La mondialisation de ces systèmes s’explique, dans une large mesure, par le relatif consensus qui existe quant aux effets positifs qui y sont associés, et à leur contribution à la construction d’un environnement urbain plus propre (Commission européenne, 1999 ; Pressicaud, 2009 ; Mitchell et Casalegno, 2008 ; Dennis et Urry, 2009 ; Amar, 2010). Ceci repose sur l’argumentaire selon lequel, au-delà des bénéfices pour la santé (réduction des maladies liées à l’obésité), pour l’environnement (diminution des émissions de CO2 et de la pollution acoustique), pour la planification urbaine (réduction de la congestion et extension urbaine, moindres coûts de maintenance des voies publiques) et pour le tourisme (attractivité pour les visiteurs de la ville), l’expansion du concept de vélos publics apparaît comme une alternative à la culture « automobilisée », fondée sur l’usage de combustibles fossiles et l’extension du tissu urbain (Dennis et Urry, 2009) .
Parmi les expérimentations de VLS dans le monde, le système Vélib’, inauguré dans la ville de Paris en 2007, constitue le programme de vélos publics le plus important existant, avec 1 800 stations et plus de 20 600 vélos. Cette infrastructure de transport a été présentée par ses promoteurs comme l’une des mesures urbaines les plus importantes de ces dernières années à Paris, créée pour encourager une mobilité plus écologique et venant en complément des transports en commun.
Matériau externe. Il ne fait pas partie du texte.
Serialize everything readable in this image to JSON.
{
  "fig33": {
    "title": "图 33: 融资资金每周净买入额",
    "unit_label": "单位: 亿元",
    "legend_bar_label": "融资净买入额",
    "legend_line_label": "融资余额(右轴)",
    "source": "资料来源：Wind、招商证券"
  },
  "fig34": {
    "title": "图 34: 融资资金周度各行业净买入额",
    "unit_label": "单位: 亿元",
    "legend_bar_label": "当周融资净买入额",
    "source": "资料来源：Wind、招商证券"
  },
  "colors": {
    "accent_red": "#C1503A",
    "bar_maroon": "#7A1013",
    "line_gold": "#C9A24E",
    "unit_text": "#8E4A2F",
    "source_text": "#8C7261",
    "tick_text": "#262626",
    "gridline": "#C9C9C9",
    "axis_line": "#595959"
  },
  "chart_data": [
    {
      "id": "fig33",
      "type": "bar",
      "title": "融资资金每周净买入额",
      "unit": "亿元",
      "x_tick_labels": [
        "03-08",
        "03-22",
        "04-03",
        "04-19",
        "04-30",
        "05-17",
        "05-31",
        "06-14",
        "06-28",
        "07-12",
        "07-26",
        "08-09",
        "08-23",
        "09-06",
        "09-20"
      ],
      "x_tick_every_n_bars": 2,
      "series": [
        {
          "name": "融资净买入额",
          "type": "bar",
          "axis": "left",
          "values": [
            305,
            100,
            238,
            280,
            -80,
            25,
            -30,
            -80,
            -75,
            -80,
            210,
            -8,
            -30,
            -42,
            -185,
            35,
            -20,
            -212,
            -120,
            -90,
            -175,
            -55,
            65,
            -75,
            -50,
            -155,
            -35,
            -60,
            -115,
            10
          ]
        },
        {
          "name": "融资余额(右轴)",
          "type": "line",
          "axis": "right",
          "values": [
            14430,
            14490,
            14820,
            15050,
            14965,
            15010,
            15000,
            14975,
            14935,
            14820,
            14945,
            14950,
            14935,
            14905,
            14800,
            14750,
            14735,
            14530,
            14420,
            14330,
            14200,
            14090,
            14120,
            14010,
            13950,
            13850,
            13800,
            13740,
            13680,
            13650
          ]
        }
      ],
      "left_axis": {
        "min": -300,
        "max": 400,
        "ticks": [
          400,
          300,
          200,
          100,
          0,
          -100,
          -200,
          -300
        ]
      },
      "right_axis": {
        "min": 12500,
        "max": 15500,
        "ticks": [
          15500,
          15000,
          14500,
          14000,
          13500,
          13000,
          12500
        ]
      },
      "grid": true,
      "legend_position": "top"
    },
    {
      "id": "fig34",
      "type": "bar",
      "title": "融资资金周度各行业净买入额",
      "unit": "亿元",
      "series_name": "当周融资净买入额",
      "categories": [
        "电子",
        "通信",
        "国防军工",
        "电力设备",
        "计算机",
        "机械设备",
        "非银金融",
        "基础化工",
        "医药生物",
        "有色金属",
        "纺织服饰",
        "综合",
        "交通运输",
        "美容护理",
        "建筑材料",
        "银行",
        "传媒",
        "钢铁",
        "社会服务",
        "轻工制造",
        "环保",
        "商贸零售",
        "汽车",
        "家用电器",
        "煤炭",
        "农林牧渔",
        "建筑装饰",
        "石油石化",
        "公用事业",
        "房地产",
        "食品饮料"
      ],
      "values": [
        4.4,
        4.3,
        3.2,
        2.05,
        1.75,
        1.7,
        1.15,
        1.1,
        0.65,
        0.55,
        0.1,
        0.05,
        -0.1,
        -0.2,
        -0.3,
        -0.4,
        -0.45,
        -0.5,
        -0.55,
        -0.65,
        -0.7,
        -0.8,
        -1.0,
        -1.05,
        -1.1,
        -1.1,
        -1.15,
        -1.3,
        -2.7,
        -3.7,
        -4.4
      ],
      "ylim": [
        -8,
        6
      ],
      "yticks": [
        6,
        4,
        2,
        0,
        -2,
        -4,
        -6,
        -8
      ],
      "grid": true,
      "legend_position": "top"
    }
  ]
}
Controverse et infrastructures de mobilité
S’agissant de l’analyse d’une technologie urbaine, notre travail participe d’un champ de recherche visant à analyser les infrastructures urbaines. Ce champ est aujourd’hui majoritairement structuré par deux approches distinctes. Tout d’abord, un ensemble de travaux porte sur l’exploration des aspects politiques des infrastructures et organisations urbaines (Harvey, 1989 ; Aibar et Bijker, 1997 ; Graham et Marvin, 2003 ; Coutard, Hanley et Zimmerman, 2005). Afin de dépasser l’idée selon laquelle le développement d’infrastructures urbaines est autonome et indépendant des influences extérieures, ces perspectives tentent de mettre en évidence les propriétés politiques inhérentes à ces technologies. Un exemple assez représentatif de ce courant serait le travail de Graham et Marvin (2003), qui défend la thèse selon laquelle les infrastructures urbaines modernes sont de plus en plus étroitement liées à des critères politiques « néolibéraux » relatifs à la manière de gérer et gouverner la ville. Ainsi, les villes deviennent des lieux privilégiés de la « gestion capitaliste », incorporant toujours plus d’acteurs privés dans la prise de décisions urbaines et multipliant les partenariats public-privé (Harvey, 1989). Nous pouvons par exemple citer les travaux d’Aibar et Bijker (1997) sur le rôle des normes et des valeurs politiques dans la conception et la construction du Plan Cerdà pour le district de l’Ensanche à Barcelone. Certains auteurs ont même parlé d’une dynamique de « néo-libéralisation de l’espace urbain » (Peck et Tickell, 2002), en référence aux connexions entre les processus de néolibéralisation et les transformations urbaines. Ils abordent la manière avec laquelle la « doctrine néolibérale » est opérationnalisée concrètement à travers différentes formes de projets urbains fondés sur la suprématie du marché dérégulé (p. 388).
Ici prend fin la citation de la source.